After running for a few months, I quickly grew disillusioned and couldn’t understand why I never experienced what diehard runners always spoke of in hushed tones - the elusive “runner’s high“. I insisted that the runner’s high was actually a myth. 🤣 Seven months later, Darin and I finished the half marathon. I felt a sense of accomplishment that I hadn’t felt in years. I got out of running exactly what I put into it. The other thing that struck me about running, is that it was the first thing I ever attempted to do that I was genuinely bad at - that I knew I could never win or get first place in.
I found freedom in running and in knowing that I couldn’t ever win; to run just to run, not to compete for a first place trophy (although I do love a good finisher‘s medal 🏅 haha)!
Early last summer I lost my childhood best friend to cancer. I also decided to skip the World Series of Poker for the first time in 13 years and took a much needed break away from the game.
Darin and I had continued to run and train and we decided to register for our first ever marathon. We chose the Honolulu marathon and set out to raise funds for the American Cancer Society in honor of my childhood friend, Jenn.

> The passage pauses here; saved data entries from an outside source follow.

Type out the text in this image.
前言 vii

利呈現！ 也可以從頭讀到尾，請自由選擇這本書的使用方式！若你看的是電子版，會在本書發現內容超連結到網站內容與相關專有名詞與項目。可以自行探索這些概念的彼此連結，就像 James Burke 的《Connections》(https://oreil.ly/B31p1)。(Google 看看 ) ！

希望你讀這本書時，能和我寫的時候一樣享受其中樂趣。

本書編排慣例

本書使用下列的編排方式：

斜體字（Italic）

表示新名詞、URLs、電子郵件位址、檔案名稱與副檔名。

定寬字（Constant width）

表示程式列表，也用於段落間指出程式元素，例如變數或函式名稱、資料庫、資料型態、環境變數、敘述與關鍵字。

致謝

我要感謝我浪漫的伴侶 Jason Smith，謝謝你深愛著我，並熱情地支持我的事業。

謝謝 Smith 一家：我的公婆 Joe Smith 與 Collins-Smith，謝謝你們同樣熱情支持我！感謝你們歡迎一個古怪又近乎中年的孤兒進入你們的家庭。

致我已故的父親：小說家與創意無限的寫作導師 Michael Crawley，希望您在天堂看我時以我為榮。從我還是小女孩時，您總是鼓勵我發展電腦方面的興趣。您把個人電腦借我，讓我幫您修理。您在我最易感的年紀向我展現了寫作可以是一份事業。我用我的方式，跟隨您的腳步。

The decision to take on the marathon distance is what put us on the path to find new races and how we stumbled upon the Marathon Des Sables. My break from poker reignited my love for the game and I’ve realized that running is the perfect outlet for me. I’m surprised more poker players aren’t runners as it’s the perfect sport for self ordained masochists. I’m just so thankful that I knew when to walk away (from the game), and now I know when to run 🏃🏼♀️.